Preface to a Symposium

  In January of this year several writers sent our way a Wall Street Journal opinion piece (“Shakespeare Wasn’t Woke”) by a children’s book critic named Meghan Cox Gurdon. These friends suggested that we consider building a modest symposium around the issues raised, and we thought this was a good idea. When the commissioned pieces came in, we were not at all surprised, or disappointed, to see that they came at the relevant issues in divergent ways.
  The Gurdon piece argues that people associated with a movement that calls itself #DisruptTexts are “using a good idea—that kids ought to have access to books with protagonists of different races and ethnic backgrounds—to promote a pernicious idea: that children are harmed if they encounter classic literature that doesn’t conform to contemporary sensibilities about race, gender and sexuality.” Thus, “some English teachers in American schools oppose the teaching of Shakespeare lest students be hurt by the violence, misogyny and racism in his plays.”

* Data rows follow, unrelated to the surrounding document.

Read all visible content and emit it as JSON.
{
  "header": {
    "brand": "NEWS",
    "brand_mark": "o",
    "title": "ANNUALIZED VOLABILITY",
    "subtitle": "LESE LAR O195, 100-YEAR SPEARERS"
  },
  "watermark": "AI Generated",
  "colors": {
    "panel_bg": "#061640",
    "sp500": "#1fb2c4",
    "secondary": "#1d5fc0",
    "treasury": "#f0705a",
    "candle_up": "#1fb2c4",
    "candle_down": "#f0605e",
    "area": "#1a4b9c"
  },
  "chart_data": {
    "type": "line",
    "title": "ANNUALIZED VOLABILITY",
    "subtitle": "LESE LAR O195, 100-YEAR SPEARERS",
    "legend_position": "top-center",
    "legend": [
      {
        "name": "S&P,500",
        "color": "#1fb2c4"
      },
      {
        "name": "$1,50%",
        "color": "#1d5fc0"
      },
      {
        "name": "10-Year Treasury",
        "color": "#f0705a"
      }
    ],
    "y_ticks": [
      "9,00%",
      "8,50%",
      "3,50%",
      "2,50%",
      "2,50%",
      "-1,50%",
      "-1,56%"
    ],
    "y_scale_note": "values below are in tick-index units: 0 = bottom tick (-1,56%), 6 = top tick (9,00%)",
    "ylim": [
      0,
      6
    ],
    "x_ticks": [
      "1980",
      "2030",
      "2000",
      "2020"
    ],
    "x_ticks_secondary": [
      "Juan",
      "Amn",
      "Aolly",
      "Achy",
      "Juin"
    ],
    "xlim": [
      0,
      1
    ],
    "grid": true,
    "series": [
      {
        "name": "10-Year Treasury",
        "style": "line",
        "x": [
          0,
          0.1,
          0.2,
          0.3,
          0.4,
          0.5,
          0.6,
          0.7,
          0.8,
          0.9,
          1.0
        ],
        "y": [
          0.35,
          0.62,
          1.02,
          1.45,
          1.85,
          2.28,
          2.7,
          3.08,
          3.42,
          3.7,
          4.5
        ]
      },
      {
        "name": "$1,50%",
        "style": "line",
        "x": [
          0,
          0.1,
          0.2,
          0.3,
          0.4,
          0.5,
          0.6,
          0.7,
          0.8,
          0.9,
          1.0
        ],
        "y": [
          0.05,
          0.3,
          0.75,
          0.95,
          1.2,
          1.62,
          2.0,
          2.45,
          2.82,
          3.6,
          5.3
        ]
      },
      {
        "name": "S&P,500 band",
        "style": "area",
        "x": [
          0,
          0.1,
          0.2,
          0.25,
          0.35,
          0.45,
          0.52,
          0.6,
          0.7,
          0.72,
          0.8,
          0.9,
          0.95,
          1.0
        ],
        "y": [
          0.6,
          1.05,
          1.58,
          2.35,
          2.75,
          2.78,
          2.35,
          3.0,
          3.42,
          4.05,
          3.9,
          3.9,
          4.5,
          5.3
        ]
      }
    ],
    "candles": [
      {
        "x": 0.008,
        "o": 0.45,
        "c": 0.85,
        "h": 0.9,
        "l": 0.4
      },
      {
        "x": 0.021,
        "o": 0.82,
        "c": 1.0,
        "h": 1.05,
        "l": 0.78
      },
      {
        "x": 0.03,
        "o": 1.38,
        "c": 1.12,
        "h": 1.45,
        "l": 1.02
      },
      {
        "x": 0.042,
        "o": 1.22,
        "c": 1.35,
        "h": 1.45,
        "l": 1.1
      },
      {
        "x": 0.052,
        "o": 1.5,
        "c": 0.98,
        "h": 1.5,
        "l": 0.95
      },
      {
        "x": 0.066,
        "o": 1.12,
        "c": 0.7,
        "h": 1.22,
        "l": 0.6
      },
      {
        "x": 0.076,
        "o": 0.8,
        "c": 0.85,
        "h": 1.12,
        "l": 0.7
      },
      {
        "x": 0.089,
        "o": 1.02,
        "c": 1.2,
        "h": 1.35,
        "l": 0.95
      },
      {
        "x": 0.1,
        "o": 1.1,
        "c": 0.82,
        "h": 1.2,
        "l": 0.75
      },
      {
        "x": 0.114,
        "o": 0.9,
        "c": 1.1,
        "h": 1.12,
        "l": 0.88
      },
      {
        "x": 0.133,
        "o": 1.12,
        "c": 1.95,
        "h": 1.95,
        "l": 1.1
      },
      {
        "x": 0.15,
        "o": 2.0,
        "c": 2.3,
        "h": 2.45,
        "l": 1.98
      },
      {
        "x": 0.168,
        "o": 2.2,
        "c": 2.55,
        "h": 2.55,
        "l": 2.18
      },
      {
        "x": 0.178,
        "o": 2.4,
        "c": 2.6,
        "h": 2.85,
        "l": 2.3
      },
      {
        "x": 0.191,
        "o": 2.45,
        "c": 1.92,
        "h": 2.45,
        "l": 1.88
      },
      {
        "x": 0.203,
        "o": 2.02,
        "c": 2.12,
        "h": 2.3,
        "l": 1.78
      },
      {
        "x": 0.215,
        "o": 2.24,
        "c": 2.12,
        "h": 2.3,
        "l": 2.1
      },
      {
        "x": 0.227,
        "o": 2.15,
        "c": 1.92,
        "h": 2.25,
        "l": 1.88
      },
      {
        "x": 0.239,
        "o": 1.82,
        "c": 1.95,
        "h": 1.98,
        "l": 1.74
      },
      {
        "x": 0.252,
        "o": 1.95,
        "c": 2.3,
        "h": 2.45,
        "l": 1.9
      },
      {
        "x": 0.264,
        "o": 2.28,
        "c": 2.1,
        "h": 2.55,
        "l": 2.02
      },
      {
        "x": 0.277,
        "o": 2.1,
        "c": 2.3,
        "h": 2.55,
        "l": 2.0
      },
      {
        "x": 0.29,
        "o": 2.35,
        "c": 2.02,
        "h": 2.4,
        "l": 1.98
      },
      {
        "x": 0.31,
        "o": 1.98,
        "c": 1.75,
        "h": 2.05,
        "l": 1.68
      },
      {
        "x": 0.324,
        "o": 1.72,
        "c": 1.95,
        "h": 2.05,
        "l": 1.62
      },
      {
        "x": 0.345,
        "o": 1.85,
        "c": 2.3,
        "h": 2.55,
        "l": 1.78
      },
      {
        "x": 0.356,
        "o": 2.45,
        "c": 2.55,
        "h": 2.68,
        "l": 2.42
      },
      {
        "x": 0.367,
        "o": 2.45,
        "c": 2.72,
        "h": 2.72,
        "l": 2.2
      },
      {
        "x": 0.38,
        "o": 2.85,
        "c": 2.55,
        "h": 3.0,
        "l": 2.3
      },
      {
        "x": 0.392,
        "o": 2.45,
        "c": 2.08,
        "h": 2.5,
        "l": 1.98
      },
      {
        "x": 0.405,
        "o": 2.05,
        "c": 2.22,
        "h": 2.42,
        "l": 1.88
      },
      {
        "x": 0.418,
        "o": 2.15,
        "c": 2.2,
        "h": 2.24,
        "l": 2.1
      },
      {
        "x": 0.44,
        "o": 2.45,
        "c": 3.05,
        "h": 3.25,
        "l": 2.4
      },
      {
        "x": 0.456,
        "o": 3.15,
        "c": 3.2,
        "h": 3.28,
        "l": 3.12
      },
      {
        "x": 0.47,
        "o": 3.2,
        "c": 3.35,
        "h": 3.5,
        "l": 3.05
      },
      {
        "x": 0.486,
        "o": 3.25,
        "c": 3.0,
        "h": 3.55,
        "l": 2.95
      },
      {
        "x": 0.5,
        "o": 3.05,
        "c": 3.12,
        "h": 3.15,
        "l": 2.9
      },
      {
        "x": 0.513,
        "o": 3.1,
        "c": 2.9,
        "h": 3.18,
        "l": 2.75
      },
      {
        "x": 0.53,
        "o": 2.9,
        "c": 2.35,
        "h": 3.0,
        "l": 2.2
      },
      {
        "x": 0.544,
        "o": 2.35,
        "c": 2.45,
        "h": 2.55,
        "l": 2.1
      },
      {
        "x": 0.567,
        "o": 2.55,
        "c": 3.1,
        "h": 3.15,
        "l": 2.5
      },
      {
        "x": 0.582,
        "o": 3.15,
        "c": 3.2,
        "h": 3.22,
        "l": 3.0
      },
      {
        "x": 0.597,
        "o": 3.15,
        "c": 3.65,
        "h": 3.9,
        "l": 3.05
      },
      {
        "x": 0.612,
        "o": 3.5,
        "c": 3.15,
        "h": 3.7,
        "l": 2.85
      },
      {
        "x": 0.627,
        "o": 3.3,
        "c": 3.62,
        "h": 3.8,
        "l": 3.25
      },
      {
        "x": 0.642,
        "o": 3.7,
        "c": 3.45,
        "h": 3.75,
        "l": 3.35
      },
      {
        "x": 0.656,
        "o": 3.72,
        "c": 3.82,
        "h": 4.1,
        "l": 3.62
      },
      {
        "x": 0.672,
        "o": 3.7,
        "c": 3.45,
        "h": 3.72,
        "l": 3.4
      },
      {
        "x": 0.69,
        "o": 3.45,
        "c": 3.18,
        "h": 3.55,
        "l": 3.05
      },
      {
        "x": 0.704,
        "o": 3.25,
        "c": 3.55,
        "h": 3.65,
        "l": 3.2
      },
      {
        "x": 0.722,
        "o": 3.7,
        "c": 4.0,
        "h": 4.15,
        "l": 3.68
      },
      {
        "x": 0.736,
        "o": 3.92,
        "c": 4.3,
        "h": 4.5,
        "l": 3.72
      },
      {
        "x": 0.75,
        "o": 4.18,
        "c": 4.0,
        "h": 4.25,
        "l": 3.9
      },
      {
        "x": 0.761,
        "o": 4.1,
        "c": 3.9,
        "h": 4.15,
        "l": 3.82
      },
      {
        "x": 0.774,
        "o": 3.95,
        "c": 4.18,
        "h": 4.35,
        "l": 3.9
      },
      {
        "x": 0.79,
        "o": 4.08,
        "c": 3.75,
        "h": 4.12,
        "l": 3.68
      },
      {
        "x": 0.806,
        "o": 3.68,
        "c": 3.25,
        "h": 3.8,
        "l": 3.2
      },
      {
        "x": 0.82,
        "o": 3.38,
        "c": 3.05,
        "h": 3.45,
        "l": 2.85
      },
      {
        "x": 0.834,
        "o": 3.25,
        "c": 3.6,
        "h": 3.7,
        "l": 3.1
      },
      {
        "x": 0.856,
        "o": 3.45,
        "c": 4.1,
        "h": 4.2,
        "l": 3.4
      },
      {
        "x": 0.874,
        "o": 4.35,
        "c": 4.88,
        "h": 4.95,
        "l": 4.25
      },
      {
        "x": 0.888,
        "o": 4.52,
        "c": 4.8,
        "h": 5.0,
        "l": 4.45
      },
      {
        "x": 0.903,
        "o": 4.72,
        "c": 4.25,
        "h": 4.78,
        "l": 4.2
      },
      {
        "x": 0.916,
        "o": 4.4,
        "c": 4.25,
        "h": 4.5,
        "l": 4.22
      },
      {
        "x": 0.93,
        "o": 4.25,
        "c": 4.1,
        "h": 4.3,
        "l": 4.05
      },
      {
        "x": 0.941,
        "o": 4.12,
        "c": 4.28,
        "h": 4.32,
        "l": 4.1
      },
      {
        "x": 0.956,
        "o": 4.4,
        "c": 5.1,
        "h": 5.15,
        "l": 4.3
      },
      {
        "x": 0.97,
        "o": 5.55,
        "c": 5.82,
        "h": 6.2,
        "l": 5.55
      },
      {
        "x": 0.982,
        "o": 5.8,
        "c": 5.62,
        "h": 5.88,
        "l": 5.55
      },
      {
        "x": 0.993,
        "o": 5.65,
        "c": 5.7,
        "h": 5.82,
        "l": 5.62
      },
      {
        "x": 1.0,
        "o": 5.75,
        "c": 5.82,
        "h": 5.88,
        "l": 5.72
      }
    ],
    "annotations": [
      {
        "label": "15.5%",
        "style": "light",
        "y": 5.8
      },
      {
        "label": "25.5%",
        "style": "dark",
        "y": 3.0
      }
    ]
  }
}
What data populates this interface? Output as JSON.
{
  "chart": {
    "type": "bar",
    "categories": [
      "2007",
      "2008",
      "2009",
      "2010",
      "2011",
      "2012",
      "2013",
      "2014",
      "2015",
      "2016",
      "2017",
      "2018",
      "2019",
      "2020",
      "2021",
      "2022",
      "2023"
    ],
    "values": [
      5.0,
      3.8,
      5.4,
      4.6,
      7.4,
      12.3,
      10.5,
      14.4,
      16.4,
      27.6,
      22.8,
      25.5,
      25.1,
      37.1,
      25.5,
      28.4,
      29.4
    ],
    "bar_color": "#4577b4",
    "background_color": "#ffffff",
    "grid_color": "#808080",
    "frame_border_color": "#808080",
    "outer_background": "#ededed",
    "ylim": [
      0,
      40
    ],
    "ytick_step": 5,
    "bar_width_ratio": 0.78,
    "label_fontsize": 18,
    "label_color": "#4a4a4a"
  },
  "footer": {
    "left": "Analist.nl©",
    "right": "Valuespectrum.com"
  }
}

  Gurdon contends that #DisruptTexts is a growing movement with considerable influence in secondary school circles especially. It has, she says, “a column on the website of the National Council of Teachers of English,” and in November of 2020, “Penguin Random House released eight #DisruptTexts study guides for teachers.” The rationale informing the movement includes the contention that “children should see themselves (with ‘the self’ defined according to narrow identity categories) mirrored in the literature,” that they need stories “written in present day vernacular, that are relevant to their lives,” and that “teaching classic texts that fall afoul of contemporary standards is perpetuating oppression.”
  The response pieces we’ve assembled for this symposium suggest that this is not a debate apt to be resolved any time soon.